The adverse reaction profile in pediatric patients is similar to that observed in the adult population.


  • Diazepam, midazolam, triazolam: pharmacological effects may increase or decrease due to decreased GI absorption by ranitidine. Administration times can prevent this reaction.
  • Ethanol: can increase ethanol levels in plasma.
  • Glipizide:  possible increased effect of hypoglycemia.
  • Ketoconazole – This May decrease the effects of ketoconazole.
  • Lidocaine: this can cause an increase in lidocaine levels.
  • Warfarin:  hypoprothrombinemia effects may increase; may need adjustment.
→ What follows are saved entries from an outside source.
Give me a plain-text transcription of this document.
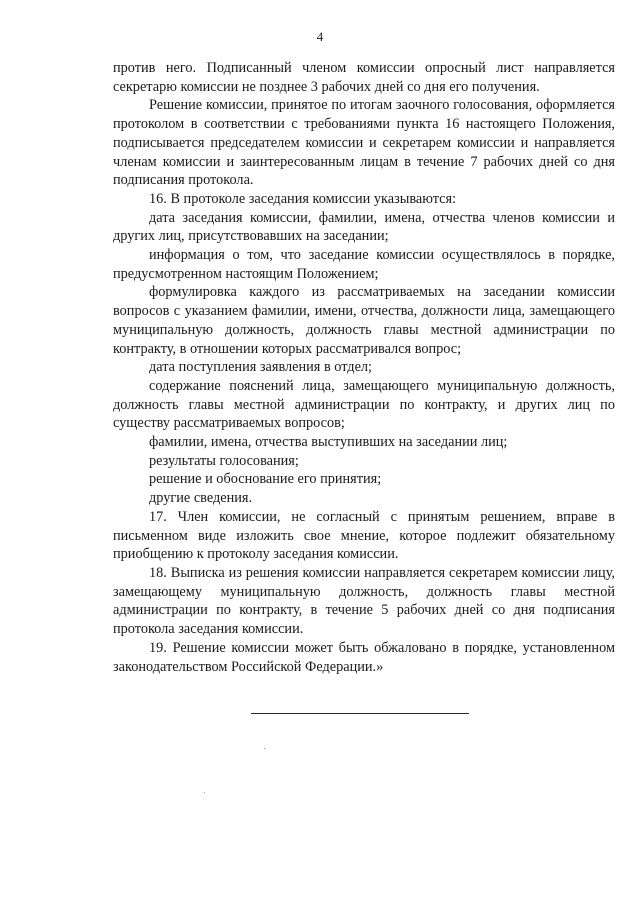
4

против него. Подписанный членом комиссии опросный лист направляется секретарю комиссии не позднее 3 рабочих дней со дня его получения.

Решение комиссии, принятое по итогам заочного голосования, оформляется протоколом в соответствии с требованиями пункта 16 настоящего Положения, подписывается председателем комиссии и секретарем комиссии и направляется членам комиссии и заинтересованным лицам в течение 7 рабочих дней со дня подписания протокола.

16. В протоколе заседания комиссии указываются:

дата заседания комиссии, фамилии, имена, отчества членов комиссии и других лиц, присутствовавших на заседании;

информация о том, что заседание комиссии осуществлялось в порядке, предусмотренном настоящим Положением;

формулировка каждого из рассматриваемых на заседании комиссии вопросов с указанием фамилии, имени, отчества, должности лица, замещающего муниципальную должность, должность главы местной администрации по контракту, в отношении которых рассматривался вопрос;

дата поступления заявления в отдел;

содержание пояснений лица, замещающего муниципальную должность, должность главы местной администрации по контракту, и других лиц по существу рассматриваемых вопросов;

фамилии, имена, отчества выступивших на заседании лиц;

результаты голосования;

решение и обоснование его принятия;

другие сведения.

17. Член комиссии, не согласный с принятым решением, вправе в письменном виде изложить свое мнение, которое подлежит обязательному приобщению к протоколу заседания комиссии.

18. Выписка из решения комиссии направляется секретарем комиссии лицу, замещающему муниципальную должность, должность главы местной администрации по контракту, в течение 5 рабочих дней со дня подписания протокола заседания комиссии.

19. Решение комиссии может быть обжаловано в порядке, установленном законодательством Российской Федерации.»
  • Pregnancy category:  B.
  • Lactation: ranisen is distributed in breast milk.
  • The safety and efficacy of raising have been established in children 1 to 16 years of age to treat duodenal and gastric ulcers, GERD, and erosive esophagitis and to maintain healed duodenal and gastric ulcers.
  • Safety and efficacy have not been established for treating pathological hypersecretory conditions or for the maintenance of healing of erosive esophagitis in children or neonates less than one month of age.
  • The elderly may have reduced kidney function; therefore, the decrease in drug Cl may be more common.
  • Hypersensitivity: Rare cases of anaphylaxis and rare episodes of hypersensitivity have occurred.
  • Kidney function: decreased Cl may occur; a dose reduction may be necessary. Hemodialysis lowers the ranitidine dosage level; the time should be adjusted so that the scheduled dose coincides with the end of hemodialysis.
  • Liver function: use the drug with caution; Cl lowering can occur. It can be a hepatocellular lesion, manifesting as reversible, hepatocellular or hepatocanalicular, or mixed hepatitis, with or without jaundice.
  • Rapid intravenous administration can rarely cause bradycardia, tachycardia, or premature ventricular beats, usually in patients predisposed to cardiac rhythm disturbances.

Route of elimination

The main route of excretion is the urine (active tubular excretion, renal clearance 410 ml/min), with approximately 30% of the orally administered dose collected in the urine as unchanged drug within 24 hours.